Convention collective nationale du personnel au sol des entreprises de transport aérien du 22 mai 1959. Etendue par arrêté du 10 janvier 1964 JONC 21 janvier 1964 et rectificatif JONC 4 février 1964. - Textes Attachés - Annexe I : " Cadres" Convention du 26 juin 1962

IDCC

  • 275

Signataires

  • Organisations d'employeurs :
    Syndicat national des transporteurs aériens.
  • Organisations syndicales des salariés :
    Fédération des cadres de l'aviation civile et commerciale C.G.C. ; Fédération nationale des moyens de transports C.G.T. ; Fédération des travaux publics et des transports C.G.T.-F.O. ; Fédération nationale de l'aviation civile C.F.T.C.
  • Adhésion :
    Association des transporteurs aériens régionaux (A.T.A.R.) (16-10-75) ; Fédération nationale indépendante des moyens de transports, manutention et connexes C.F.T. (12-10-67) ; Fédération générale des transports et de l'équipement C.F.D.T. (17-12-70).
  • Dénoncé par :
    Dénonciation en date du 25 juin 1987 par la Chambre syndicale du transport aérien (article 7).
 
  • Article 10 (non en vigueur)

    Remplacé


    a) Accidents du travail - Maladies professionnelles :

    L'incapacité résultant d'un accident du travail ou d'une maladie professionnelle reconnue légalement, subie ou contractée dans l'entreprise ne peut être la cause d'une rupture du contrat de travail par l'employeur quel que soit le temps qui s'écoule avant la consolidation.

    b) Accidents - Maladies :

    Les absences résultant de maladie ou d'accident et justifiées par l'intéressé dès que possible par certificat médical ne constituent pas une rupture du contrat de travail.

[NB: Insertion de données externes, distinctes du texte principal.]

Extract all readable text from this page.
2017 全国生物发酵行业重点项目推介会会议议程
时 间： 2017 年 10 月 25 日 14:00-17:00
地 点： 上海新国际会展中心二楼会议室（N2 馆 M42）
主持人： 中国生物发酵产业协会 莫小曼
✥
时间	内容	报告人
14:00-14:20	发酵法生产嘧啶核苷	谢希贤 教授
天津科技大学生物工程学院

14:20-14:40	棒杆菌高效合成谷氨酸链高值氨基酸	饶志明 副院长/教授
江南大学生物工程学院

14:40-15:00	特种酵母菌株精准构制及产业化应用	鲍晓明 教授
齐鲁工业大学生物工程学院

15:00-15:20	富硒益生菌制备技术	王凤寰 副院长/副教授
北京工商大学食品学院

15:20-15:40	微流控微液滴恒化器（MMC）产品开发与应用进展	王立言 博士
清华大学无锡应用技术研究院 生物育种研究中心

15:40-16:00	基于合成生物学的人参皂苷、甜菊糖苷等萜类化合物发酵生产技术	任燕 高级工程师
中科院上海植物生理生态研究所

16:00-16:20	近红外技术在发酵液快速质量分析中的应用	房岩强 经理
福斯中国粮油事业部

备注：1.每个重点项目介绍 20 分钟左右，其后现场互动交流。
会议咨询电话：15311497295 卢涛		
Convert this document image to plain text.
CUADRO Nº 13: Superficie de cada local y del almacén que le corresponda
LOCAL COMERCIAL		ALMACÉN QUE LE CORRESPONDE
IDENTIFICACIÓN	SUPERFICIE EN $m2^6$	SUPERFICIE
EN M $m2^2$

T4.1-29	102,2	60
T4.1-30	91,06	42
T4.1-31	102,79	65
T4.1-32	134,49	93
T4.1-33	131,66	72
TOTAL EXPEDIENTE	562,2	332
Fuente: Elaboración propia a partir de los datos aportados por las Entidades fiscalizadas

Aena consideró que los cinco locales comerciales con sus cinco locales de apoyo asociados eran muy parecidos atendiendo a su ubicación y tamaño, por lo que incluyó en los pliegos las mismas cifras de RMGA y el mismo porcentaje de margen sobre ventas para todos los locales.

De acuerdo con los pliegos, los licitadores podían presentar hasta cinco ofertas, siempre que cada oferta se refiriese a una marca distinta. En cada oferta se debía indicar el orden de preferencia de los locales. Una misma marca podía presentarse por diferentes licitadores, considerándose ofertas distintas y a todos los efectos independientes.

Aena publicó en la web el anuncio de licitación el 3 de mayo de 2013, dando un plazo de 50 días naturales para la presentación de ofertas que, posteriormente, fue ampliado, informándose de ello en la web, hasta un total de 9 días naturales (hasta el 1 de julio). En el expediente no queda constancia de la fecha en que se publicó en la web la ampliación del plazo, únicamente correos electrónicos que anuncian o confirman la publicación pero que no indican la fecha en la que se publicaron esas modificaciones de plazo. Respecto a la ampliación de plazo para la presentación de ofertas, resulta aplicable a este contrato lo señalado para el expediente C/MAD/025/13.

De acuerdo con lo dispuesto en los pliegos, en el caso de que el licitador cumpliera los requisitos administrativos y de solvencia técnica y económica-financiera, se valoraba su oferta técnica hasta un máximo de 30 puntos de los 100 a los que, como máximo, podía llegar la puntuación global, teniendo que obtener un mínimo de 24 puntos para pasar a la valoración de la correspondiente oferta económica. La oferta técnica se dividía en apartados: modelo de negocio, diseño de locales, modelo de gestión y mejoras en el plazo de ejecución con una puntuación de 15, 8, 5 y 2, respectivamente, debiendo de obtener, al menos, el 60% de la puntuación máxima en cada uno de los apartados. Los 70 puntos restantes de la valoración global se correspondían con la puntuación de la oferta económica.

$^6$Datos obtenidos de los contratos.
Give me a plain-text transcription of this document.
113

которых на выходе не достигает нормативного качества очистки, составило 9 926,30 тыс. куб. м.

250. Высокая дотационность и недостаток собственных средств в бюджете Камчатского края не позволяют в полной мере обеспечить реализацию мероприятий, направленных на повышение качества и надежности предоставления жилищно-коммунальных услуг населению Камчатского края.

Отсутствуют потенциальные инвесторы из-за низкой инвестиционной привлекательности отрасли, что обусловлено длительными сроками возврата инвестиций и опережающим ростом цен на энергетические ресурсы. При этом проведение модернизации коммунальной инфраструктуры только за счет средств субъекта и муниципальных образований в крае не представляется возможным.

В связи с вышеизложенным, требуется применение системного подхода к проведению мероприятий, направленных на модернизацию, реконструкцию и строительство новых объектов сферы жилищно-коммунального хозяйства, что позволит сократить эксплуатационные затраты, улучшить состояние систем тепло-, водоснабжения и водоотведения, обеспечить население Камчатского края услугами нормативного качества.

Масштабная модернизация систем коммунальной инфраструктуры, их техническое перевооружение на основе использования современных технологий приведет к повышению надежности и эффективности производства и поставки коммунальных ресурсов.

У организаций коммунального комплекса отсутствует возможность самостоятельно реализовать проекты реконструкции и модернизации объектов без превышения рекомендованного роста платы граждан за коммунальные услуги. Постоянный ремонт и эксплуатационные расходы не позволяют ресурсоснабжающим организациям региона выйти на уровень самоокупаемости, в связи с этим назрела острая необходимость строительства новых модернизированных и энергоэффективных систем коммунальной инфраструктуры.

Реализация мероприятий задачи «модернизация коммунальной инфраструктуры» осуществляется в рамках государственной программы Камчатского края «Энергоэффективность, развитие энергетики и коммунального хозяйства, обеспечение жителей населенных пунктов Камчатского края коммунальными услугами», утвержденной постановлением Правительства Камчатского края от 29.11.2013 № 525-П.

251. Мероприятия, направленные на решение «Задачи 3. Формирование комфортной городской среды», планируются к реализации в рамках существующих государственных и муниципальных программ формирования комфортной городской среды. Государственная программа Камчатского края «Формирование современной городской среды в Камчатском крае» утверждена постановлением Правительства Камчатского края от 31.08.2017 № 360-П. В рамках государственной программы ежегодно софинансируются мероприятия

    Toutefois, le contrat pourra être rompu si l'employeur est dans la nécessité de pourvoir au remplacement effectif du cadre dont l'indisponibilité persiste au-delà d'une période qui sera fixée dans le cadre de chaque entreprise. Dans ce cas, la notification du remplacement et de la rupture en résultant sera faite à l'intéressé par lettre recommandée avec accusé de réception. Elle ne pourra avoir pour effet de priver l'intéressé des indemnités prévues au paragraphe d ci-dessous, dont il aurait pu bénéficier au titre de cette maladie jusqu'à épuisement de ses droits.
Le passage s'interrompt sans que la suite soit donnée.